After the US Department of Justice charged two Chinese nationals for being members of a state-sponsored hacking group and accused the Chinese government of orchestrating a string of hacks around the world, five other governments have stepped in with similar accusations.
Australia, Canada, Japan, New Zealand, and the UK have published official statements today formally blaming China of hacking their government agencies and local companies.
All statements are in regards to the supposed involvement of the Chinese Ministry of State Security (MSS) in supporting the activity of a hacking group known as APT10.
In a DOJ indictment yesterday, the US says this group hacked companies in 12 countries, and later breached cloud service providers, wormed through their infrastructure, and hacked even more companies.
US officials said the primary purpose of these hacks was to steal trade secrets and intellectual property that the Chinese government later passed to local Chinese companies, helping create an unfair advantage for local firms on the global market.
The list of victims is a list of "who's who of the global economy," said DOJ officials in a press conference yesterday, also revealing that allied governments were also preparing supporting statements.
Those statements came in today, and they were fuming, and for good reasons.
"This activity is counter to the commitment all APEC economies, including China, made in November 2016," said New Zealand's Government Communications Security Bureau (GCSB). "APEC economies agreed they should not conduct or support [Information and Communications Technology] ICT-enabled theft of intellectual property or other confidential business information, for commercial advantage."
New Zealand's statement was followed by fellow countries part of the Five Eyes intelligence-sharing alliance -Australia, Canada, and the UK (together with the US' initial charges).
"This campaign is one of the most significant and widespread cyber intrusions against the UK and allies uncovered to date, targeting trade secrets and economies around the world," said UK Foreign Secretary, Jeremy Hunt. "Our message to governments prepared to enable these activities is clear: together with our allies, we will expose your actions and take other necessary steps to ensure the rule of law is upheld."
Five Eyes countries were also joined by a statement from the Tokyo government, while a similar statement from the Berlin government is expected later today after the German government having issued a warning yesterday to local companies about the possibility of their cloud providers having been hacked.
Just like Germany, Australia and the UK have also sent out security advisories to companies and government agencies about APT10's cloud provider hacks.
In a ZDNet exclusive earlier today, Alastair MacGibbon, head of the Australian Cyber Security Centre (ACSC) revealed that China's APT10 hackers had infiltrated at least nine global service providers. Reuters named two of them last night, namely HPE and IBM.
But the Chinese government didn't take the public flogging sitting down. Through state news agencies, Chinese officials claimed Western countries pulled the cyber-theft accusations "out of thin air."

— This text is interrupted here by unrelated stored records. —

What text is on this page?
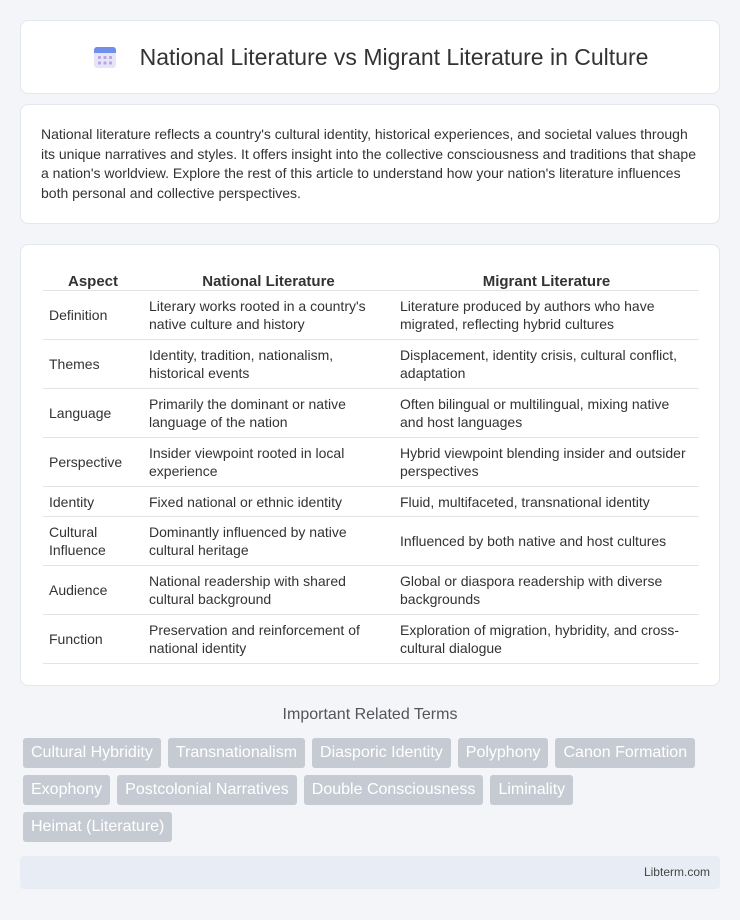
National Literature vs Migrant Literature in Culture

National literature reflects a country's cultural identity, historical experiences, and societal values through its unique narratives and styles. It offers insight into the collective consciousness and traditions that shape a nation's worldview. Explore the rest of this article to understand how your nation's literature influences both personal and collective perspectives.

Aspect	National Literature	Migrant Literature
Definition	Literary works rooted in a country's native culture and history	Literature produced by authors who have migrated, reflecting hybrid cultures
Themes	Identity, tradition, nationalism, historical events	Displacement, identity crisis, cultural conflict, adaptation
Language	Primarily the dominant or native language of the nation	Often bilingual or multilingual, mixing native and host languages
Perspective	Insider viewpoint rooted in local experience	Hybrid viewpoint blending insider and outsider perspectives
Identity	Fixed national or ethnic identity	Fluid, multifaceted, transnational identity
Cultural Influence	Dominantly influenced by native cultural heritage	Influenced by both native and host cultures
Audience	National readership with shared cultural background	Global or diaspora readership with diverse backgrounds
Function	Preservation and reinforcement of national identity	Exploration of migration, hybridity, and cross-cultural dialogue
Important Related Terms
Cultural Hybridity	Transnationalism	Diasporic Identity	Polyphony	Canon Formation
Exophony	Postcolonial Narratives	Double Consciousness	Liminality
Heimat (Literature)
Libterm.com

Another news agency went as far as to point out that the US has hacked China in the past, and the Chinese government is only now finding out the extent of those hacks. The news outlet, through a source, pointed the finger at the Equation Group, a codename given by cyber-security companies to the NSA's hacking units.
This is not the first time that multiple countries have banded together to call out a government for its hacking-related exploits. In February this year, the Five Eyes intelligence-sharing alliance called out Russia for orchestrating the NotPetya attacks on Ukraine, which later spread to touch companies all over the globe.